Alvin se leva et se dirigea vers le comptoir. Vanderwoort revenait à présent, les bras chargés de marchandises, Arthur sur ses talons.
« Passe derrière le comptoir avec moi, Al, fit Vanderwoort. C’est mieux si c’est toi qui choisis l’tissu pour la chemise d’Arthur.
— J’y connais rien dans les tissus, dit Alvin.
— Ben moi, je m’y connais en tissu, mais j’connais pas les goûts d’la vieille Peg Guester, et si c’que tu ramènes, ça lui plaît pas, j’préfère qu’ce soye ta faute plutôt qu’la mienne. »

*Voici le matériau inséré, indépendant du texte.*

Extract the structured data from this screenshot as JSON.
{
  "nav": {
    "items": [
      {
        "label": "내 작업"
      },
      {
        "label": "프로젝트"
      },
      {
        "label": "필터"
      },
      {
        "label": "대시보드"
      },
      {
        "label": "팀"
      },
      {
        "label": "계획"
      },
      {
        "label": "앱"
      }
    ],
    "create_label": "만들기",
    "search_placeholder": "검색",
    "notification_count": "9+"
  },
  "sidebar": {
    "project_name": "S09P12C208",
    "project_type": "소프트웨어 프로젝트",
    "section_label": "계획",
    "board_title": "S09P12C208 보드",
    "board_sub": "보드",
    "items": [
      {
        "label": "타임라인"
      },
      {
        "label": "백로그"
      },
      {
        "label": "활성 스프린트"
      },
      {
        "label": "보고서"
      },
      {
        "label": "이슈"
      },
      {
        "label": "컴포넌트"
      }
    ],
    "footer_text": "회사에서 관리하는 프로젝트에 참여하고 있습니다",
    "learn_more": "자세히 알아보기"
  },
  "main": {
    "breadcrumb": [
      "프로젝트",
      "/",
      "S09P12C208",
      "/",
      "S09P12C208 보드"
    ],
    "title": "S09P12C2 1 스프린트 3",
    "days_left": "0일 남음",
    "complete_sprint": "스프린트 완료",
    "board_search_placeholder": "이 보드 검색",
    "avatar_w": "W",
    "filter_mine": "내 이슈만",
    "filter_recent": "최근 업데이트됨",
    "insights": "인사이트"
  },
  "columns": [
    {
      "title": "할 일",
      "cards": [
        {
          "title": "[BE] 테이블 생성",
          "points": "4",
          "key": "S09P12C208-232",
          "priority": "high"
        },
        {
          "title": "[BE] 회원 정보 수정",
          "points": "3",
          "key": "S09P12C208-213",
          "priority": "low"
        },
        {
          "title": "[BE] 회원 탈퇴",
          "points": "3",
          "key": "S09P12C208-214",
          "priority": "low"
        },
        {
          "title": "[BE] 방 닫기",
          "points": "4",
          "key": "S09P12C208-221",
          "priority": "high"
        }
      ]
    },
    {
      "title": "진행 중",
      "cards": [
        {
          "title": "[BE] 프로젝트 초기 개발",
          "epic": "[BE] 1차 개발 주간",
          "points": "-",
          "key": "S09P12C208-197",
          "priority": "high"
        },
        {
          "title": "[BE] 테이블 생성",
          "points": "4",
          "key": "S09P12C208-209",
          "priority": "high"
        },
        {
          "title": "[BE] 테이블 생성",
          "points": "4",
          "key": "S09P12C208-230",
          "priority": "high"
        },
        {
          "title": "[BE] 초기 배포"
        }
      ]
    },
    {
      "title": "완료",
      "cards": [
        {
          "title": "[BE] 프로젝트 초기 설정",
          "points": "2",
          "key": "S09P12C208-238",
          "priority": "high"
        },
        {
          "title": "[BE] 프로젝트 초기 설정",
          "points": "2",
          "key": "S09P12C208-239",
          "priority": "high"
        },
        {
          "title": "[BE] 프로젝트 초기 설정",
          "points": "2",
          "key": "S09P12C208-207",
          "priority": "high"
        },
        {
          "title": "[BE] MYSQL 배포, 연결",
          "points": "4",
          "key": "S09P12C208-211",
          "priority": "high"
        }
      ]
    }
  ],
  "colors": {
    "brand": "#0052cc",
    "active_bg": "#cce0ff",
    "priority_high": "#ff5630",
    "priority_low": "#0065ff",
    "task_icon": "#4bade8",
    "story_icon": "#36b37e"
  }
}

Alvin se hissa les fesses sur le comptoir et balança les jambes de l’autre bord. Vanderwoort l’emmena dans l’arrière-boutique où ils restèrent quelques minutes, le temps de choisir une flanelle écossaise qui leur paraissait convenable pour une chemise et assez solide pour qu’on réutilise les chutes en empiècements sur les vieux pantalons. Lorsqu’ils revinrent, Arthur Stuart avait rejoint Martin et Marguerite près du feu.
« Épelle « sassafras », disait Marguerite.
— Sassafras, répéta Arthur Stuart, dans sa parfaite imitation de la voix de mademoiselle Lamer. S.A.S.S.A.F.R.A.S.
— C’est ça ? demanda Martin.
— J’en ai le tchu par terre.
— Hé là, faut pas causer d’même devant un drôle, fit Vanderwoort.
— Tracassez-vous pas d’ça, dit Martin. C’est not’ ’tit moricaud à nous autres. On va pas y faire des misères.
— J’suis pas un ’tit moricaud, dit Arthur Stuart. J’suis un ’tit sang-mêlé.
— Ça, c’est ben vrai ! » La voix de Marguerite éclata si fort et monta si haut qu’elle se cassa.
Alvin commençait à en avoir assez de ces deux-là. Il parla tout doucement, et seul Vanderwoort l’entendit : « Un cri d’plusse et j’y bourre les oreilles de neige.
— Allons, te fâche pas, dit Vanderwoort. Ils font pas beaucoup d’mal.
— C’est pour ça que j’vais pas l’tuer. » Mais Alvin souriait et Vanderwoort aussi. Marguerite et Martin ne faisaient que s’amuser, et du moment que ça plaîsait à Arthur, pourquoi pas ?
Martin prit quelque chose sur une étagère et l’apporta à Vanderwoort. « C’est quoi, ce mot-là ? demanda-t-il.
— Eucalyptus, dit Vanderwoort.
— Épelle « eucalipidus », ’tit sang-mêlé, fit Martin.
— Eucalyptus, répéta Arthur. E.U.C.A.L.Y.P T.U S.
— T’entends ça ? s’écria Marguerite. L’institutrice, elle a pas de temps dans la journée pour s’occuper d’nous autres, mais v’là qu’on a sa voix qu’épelle tout ce qu’on dit.
— Épelle « tétons », fit Martin.
— Là, ça va trop loin, dit Vanderwoort. C’est qu’un gamin.
— J’voulais jusse entendre la voix de l’institutrice le dire, fit Martin.
— J’connais c’que tu voulais ; tu peux causer comme ça dans ton étable mais pas dans mon magasin. »
La porte s’ouvrit et, précédé d’une rafale de vent glacé, Mock Berry entra, l’air épuisé et à demi-gelé, ce qu’il était effectivement.
Les gars ne lui prêtèrent pas attention. « Dans mon étable, y a pas d’poêle, dit Marguerite.